Maybe somehow use CT (change tracking)? Maybe somehow using group by
?
Almost correct answer. Folowing query return expected result:
WITH History AS (
SELECT
*,
CASE cz.__$operation
WHEN 1 THEN 'DELETE'
WHEN 2 THEN 'INSERT'
WHEN 3 THEN 'Before UPDATE'
WHEN 4 THEN 'After UPDATE'
END operation,
map.tran_begin_time as beginT,
map.tran_end_time as endT
FROM cdc.fn_cdc_get_all_changes_dbo_EXT_GeolObject_KategZalezh(sys.fn_cdc_get_min_lsn('dbo_EXT_GeolObject_KategZalezh'), sys.fn_cdc_get_max_lsn(), 'all') AS cz
INNER JOIN [cdc].[lsn_time_mapping] map
ON cz.[__$start_lsn] = map.start_lsn
where cz.GUID = '2D166098-7CBD-4622-9EB0-000070506FE6'
),
UnpivotedValues AS(
SELECT guid, field, val, operation, beginT, endT
FROM History
UNPIVOT ( [val] FOR field IN
(
area,
oilwidthmin,
oilwidthmax,
efectivwidthmin,
efectivwidthmax,
koafporistmin,
koafporistmax
))t
),
UnpivotedWithLastValue AS (
SELECT
*,
--Use LAG() to get the last value for the same field
LAG(val, 1) OVER (PARTITION BY field ORDER BY BeginT) LastVal
FROM UnpivotedValues
)
--Filter out record where the value equals the last value for the same field
SELECT * FROM UnpivotedWithLastValue WHERE val <> LastVal OR LastVal IS NULL ORDER BY guid
Result of this query looks like this:
But when WHERE cz.GUID =
is absent or if query using several GUIDs in WHERE
predicate i get folowing result:
This result for two GUIDs. Value for LastVal
in first row must be 16691. Like val
from row 4.
You cannot set up CDC to only track values for the columns that have changed. However, you can quite easily filter out the unchanged values in your query.

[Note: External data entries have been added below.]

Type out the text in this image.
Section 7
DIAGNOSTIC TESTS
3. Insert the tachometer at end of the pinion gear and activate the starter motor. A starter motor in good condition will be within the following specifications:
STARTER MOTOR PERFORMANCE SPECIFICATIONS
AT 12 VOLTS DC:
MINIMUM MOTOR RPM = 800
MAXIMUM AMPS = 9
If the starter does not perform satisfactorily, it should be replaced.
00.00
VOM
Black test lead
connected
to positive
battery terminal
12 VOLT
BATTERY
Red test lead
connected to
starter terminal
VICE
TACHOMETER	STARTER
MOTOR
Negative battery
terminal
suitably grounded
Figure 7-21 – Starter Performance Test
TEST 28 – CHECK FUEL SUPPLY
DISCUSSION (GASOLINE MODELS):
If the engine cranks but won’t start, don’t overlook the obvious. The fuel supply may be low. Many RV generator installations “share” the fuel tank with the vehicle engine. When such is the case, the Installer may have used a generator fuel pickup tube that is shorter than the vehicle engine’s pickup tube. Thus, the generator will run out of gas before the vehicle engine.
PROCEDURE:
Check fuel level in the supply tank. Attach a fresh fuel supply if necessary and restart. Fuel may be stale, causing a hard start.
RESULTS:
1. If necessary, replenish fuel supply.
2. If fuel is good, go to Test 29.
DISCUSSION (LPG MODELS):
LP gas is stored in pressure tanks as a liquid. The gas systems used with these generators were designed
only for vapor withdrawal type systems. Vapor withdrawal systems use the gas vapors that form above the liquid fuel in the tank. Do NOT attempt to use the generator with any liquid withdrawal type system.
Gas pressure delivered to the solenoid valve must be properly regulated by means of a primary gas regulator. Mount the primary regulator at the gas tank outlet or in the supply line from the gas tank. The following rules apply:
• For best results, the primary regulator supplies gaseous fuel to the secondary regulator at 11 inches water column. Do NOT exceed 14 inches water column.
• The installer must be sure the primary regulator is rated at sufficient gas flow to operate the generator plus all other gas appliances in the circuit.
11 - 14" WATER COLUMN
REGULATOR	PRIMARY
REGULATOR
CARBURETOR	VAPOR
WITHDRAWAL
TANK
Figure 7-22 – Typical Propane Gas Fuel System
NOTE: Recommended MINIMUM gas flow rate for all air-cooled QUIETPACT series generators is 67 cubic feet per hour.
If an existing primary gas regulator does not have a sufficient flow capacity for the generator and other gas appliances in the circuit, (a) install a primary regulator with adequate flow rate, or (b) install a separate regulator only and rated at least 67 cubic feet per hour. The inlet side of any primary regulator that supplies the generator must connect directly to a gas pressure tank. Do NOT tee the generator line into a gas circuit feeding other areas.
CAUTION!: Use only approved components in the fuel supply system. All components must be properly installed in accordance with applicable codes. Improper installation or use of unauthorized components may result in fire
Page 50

Consider the following query, which is a simplified copy of your original query:
WITH History AS (
SELECT
*,
CASE cz.__$operation
WHEN 1 THEN 'DELETE'
WHEN 2 THEN 'INSERT'
WHEN 3 THEN 'Before UPDATE'
WHEN 4 THEN 'After UPDATE'
END operation,
map.tran_begin_time as beginT,
map.tran_end_time as endT
FROM cdc.fn_cdc_get_all_changes_Dbo_YourTable(sys.fn_cdc_get_min_lsn('Dbo_YourTable'), sys.fn_cdc_get_max_lsn(), 'all') AS cz
INNER JOIN [cdc].[lsn_time_mapping] map
ON cz.[__$start_lsn] = map.start_lsn
),
UnpivotedValues AS(
SELECT id, field, val, operation, beginT, endT, t.tran_id
FROM History
UNPIVOT ( [val] FOR field IN
(Column1, Column2, Column3))t
),
UnpivotedWithLastValue AS (
SELECT
*,
--Use LAG() to get the last value for the same field
LAG(val, 1) OVER (PARTITION BY id, field ORDER BY BeginT) LastVal
FROM UnpivotedValues
)
--Filter out record where the value equals the last value for the same field
SELECT * FROM UnpivotedWithLastValue WHERE val <> LastVal OR LastVal IS NULL
ORDER BY Id, beginT
In this query I have used the LAG() function to get the last value for each field. Based on this value you can filter out the unchanged records in your final query, and shown above.